Le aveva vestite, inviluppate di scialli. Era riuscita, ora trascinandole, ora portandole, a scendere con loro le scale, a trarle fuori – fuori da quella casa profanata!
Che cosa fare? Doveva chiamare aiuto? Doveva andare gridando la loro vergogna e la loro disperazione per le vie del villaggio?
No, no, no! Che nessuno le veda, che nessuno sappia mai ciò che è accaduto a loro.
.... Ma che rumore era questo – questo galoppo di cavalli per le vie deserte del villaggio? Ah! sono loro, sono gli ulani!… bisogna fuggire! fuggire!
Gemendo, barcollando, incespicando, ella sollevò, portò quelle due creature inconscie per il viottolo sassoso che conduce ai boschi....
—–
E quivi, la mattina seguente, una pattuglia di soldati belgi le trovò.
XIV
Il Ministro episcopale di Maylands, il reverendo Ambrogio Yule, era nel suo studio intento a scrivere l'articolo mensile per la «Northern Ecclesiastical Review.» Il soggetto lo interessava: «Le Nostre Domeniche Peccaminose.» Pensieri e parole gli scorrevano facili; condannava con focosa penna le conversazioni frivole, l'assenza dalla chiesa, la frequentazione dei cinematografi e, in generale, il contegno festivo deplorevole dell'anglosassone gioventù.

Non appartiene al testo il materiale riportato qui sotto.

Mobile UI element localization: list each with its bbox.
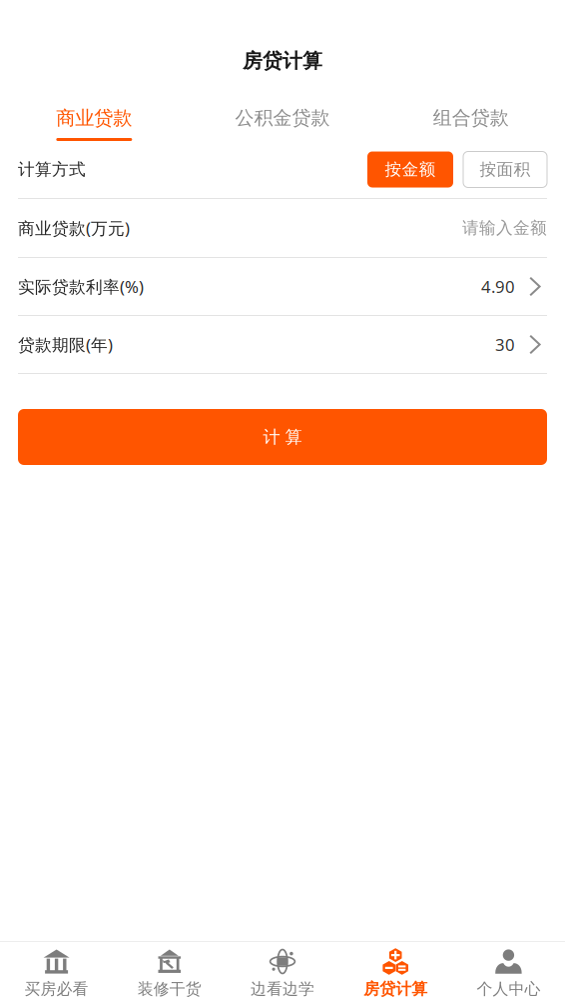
staticText: 公积金贷款 [236,106,330,130]
button[interactable]: 房贷计算 [340,942,453,1006]
button[interactable]: 贷款期限(年) [18,316,548,373]
button[interactable]: 个人中心 [453,942,566,1006]
button[interactable]: 按金额 [368,152,454,188]
staticText: 按金额 [386,159,436,180]
staticText: 贷款期限(年) [18,333,113,356]
button[interactable]: 装修干货 [113,942,226,1006]
staticText: 房贷计算 [364,979,428,999]
staticText: 请输入金额 [463,218,548,238]
button[interactable]: 按面积 [464,152,548,188]
button[interactable]: 公积金贷款 [189,92,377,141]
staticText: 实际贷款利率(%) [18,275,144,298]
staticText: 个人中心 [477,979,541,999]
staticText: 计算方式 [18,159,86,180]
staticText: 房贷计算 [243,49,323,74]
staticText: 计 算 [264,426,302,448]
staticText: 买房必看 [25,979,89,999]
button[interactable]: 组合贷款 [377,92,566,141]
button[interactable]: 边看边学 [226,942,340,1006]
staticText: 商业贷款(万元) [18,217,130,239]
staticText: 组合贷款 [434,106,510,130]
staticText: 边看边学 [251,979,315,999]
staticText: 30 [496,333,516,356]
staticText: 装修干货 [138,979,202,999]
staticText: 商业贷款 [56,106,132,130]
button[interactable]: 实际贷款利率(%) [18,258,548,315]
button[interactable]: 商业贷款 [0,92,189,141]
staticText: 按面积 [480,159,532,180]
staticText: 4.90 [482,275,516,298]
button[interactable]: 计 算 [18,409,548,465]
button[interactable]: 买房必看 [0,942,113,1006]
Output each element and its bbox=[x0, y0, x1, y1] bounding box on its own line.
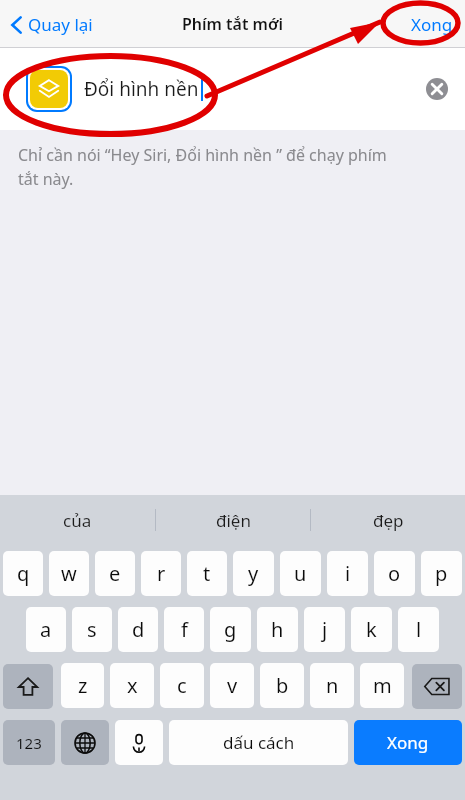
button[interactable]: b bbox=[260, 663, 304, 708]
staticText: a bbox=[40, 616, 52, 643]
button[interactable]: c bbox=[160, 663, 204, 708]
staticText: của bbox=[63, 509, 92, 532]
staticText: z bbox=[78, 672, 88, 699]
staticText: y bbox=[248, 560, 259, 587]
button[interactable]: dấu cách bbox=[169, 720, 348, 765]
staticText: Xong bbox=[387, 731, 429, 754]
button[interactable]: đẹp bbox=[311, 495, 465, 545]
button[interactable]: Xong bbox=[354, 720, 462, 765]
button[interactable]: m bbox=[360, 663, 404, 708]
button[interactable]: h bbox=[257, 607, 298, 652]
button[interactable]: v bbox=[210, 663, 254, 708]
staticText: j bbox=[322, 616, 328, 643]
button[interactable]: k bbox=[351, 607, 392, 652]
button[interactable]: w bbox=[49, 551, 89, 596]
button[interactable]: q bbox=[3, 551, 43, 596]
staticText: i bbox=[345, 560, 351, 587]
staticText: Quay lại bbox=[28, 13, 93, 36]
staticText: Xong bbox=[411, 13, 453, 36]
button[interactable]: i bbox=[327, 551, 368, 596]
button[interactable]: t bbox=[187, 551, 227, 596]
staticText: m bbox=[373, 672, 392, 699]
staticText: điện bbox=[216, 509, 251, 532]
button[interactable]: của bbox=[0, 495, 155, 545]
button[interactable]: r bbox=[141, 551, 181, 596]
button[interactable]: e bbox=[95, 551, 135, 596]
button[interactable]: 123 bbox=[3, 720, 55, 765]
button[interactable]: Đổi bàn phím bbox=[61, 720, 109, 765]
button[interactable]: f bbox=[164, 607, 204, 652]
staticText: Phím tắt mới bbox=[182, 13, 283, 35]
button[interactable]: j bbox=[304, 607, 345, 652]
staticText: Chỉ cần nói “Hey Siri, Đổi hình nền ” để… bbox=[18, 144, 387, 166]
button[interactable]: Quay lại bbox=[10, 13, 93, 36]
staticText: 123 bbox=[16, 733, 42, 753]
staticText: tắt này. bbox=[18, 168, 74, 190]
staticText: b bbox=[276, 672, 289, 699]
staticText: đẹp bbox=[373, 509, 404, 532]
staticText: l bbox=[416, 616, 422, 643]
staticText: v bbox=[227, 672, 238, 699]
staticText: h bbox=[271, 616, 284, 643]
button[interactable]: a bbox=[26, 607, 66, 652]
staticText: f bbox=[181, 616, 188, 643]
button[interactable]: điện bbox=[156, 495, 310, 545]
button[interactable]: Shift bbox=[3, 664, 53, 709]
staticText: p bbox=[435, 560, 448, 587]
staticText: g bbox=[224, 616, 237, 643]
button[interactable]: n bbox=[310, 663, 354, 708]
button[interactable]: s bbox=[72, 607, 112, 652]
staticText: s bbox=[87, 616, 97, 643]
button[interactable]: z bbox=[61, 663, 104, 708]
button[interactable]: Đọc chính tả bbox=[115, 720, 163, 765]
staticText: r bbox=[157, 560, 166, 587]
staticText: k bbox=[366, 616, 377, 643]
staticText: Đổi hình nền bbox=[84, 76, 199, 102]
button[interactable]: o bbox=[374, 551, 415, 596]
staticText: t bbox=[203, 560, 211, 587]
button[interactable]: Xong bbox=[411, 13, 453, 36]
staticText: x bbox=[127, 672, 138, 699]
staticText: w bbox=[61, 560, 77, 587]
staticText: q bbox=[17, 560, 30, 587]
button[interactable]: x bbox=[110, 663, 154, 708]
button[interactable]: Xoá bbox=[425, 77, 449, 101]
button[interactable]: Xoá lùi bbox=[412, 664, 462, 709]
staticText: u bbox=[294, 560, 307, 587]
staticText: c bbox=[177, 672, 187, 699]
staticText: e bbox=[109, 560, 121, 587]
button[interactable]: l bbox=[398, 607, 439, 652]
staticText: o bbox=[388, 560, 401, 587]
staticText: d bbox=[132, 616, 145, 643]
button[interactable]: d bbox=[118, 607, 158, 652]
button[interactable]: g bbox=[210, 607, 251, 652]
staticText: n bbox=[326, 672, 339, 699]
button[interactable] bbox=[30, 70, 68, 108]
button[interactable]: p bbox=[421, 551, 462, 596]
staticText: dấu cách bbox=[223, 731, 295, 754]
button[interactable]: u bbox=[280, 551, 321, 596]
button[interactable]: y bbox=[233, 551, 274, 596]
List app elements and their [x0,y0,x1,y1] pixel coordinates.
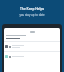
staticText: The Keep Helps [20,7,44,11]
other: Open note [5,45,8,48]
button[interactable]: Open note [4,52,60,61]
staticText: you stay up to date [19,13,45,17]
button[interactable]: Open note [4,42,60,51]
other: Open note [5,55,8,58]
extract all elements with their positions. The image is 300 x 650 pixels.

Scriveva rapido e fluente nella bella calligrafia nitida di cui assai si compiaceva.
Un bussar lieve alla porta l'interruppe.
«Cosa c'è?» chiese, non senza un'ombra di impazienza.
«C'è una signora che desidera parlarle,» disse Parrot, la cameriera, affacciata all'uscio.
«Una signora? Chi è? Tutti dovrebbero sapere che oggi non ricevo.»
«Scusi, signore. E' una di quelle persone forestiere che stanno in casa della signora Whitaker.»
«Ah, va bene. Fatela entrare in salotto ed avvertite la vostra padrona.»
«Scusi, signore,» insistette timidamente la cameriera, «questa signora ha chiesto proprio di Lei. Ha detto che desiderava» – un lieve sorriso balenò sull'amabile volto di Parrot mentre citava l'inglese esotico della straniera – «che desiderava parlare al Signor Ecclesiastico in persona.»
«Va bene,» sospirò rassegnato il Vicario. «Fatela entrare.»
Collocò un ferma-carte sulle sue cartelle, si alzò e andò al caminetto; ivi in piedi colle spalle al fuoco attese la sua visitatrice.
Questa entrò – una figura alta, vestita di nero – e fissò sul Vicario due pupille di fuoco e di velluto, risplendenti in un viso pallidissimo.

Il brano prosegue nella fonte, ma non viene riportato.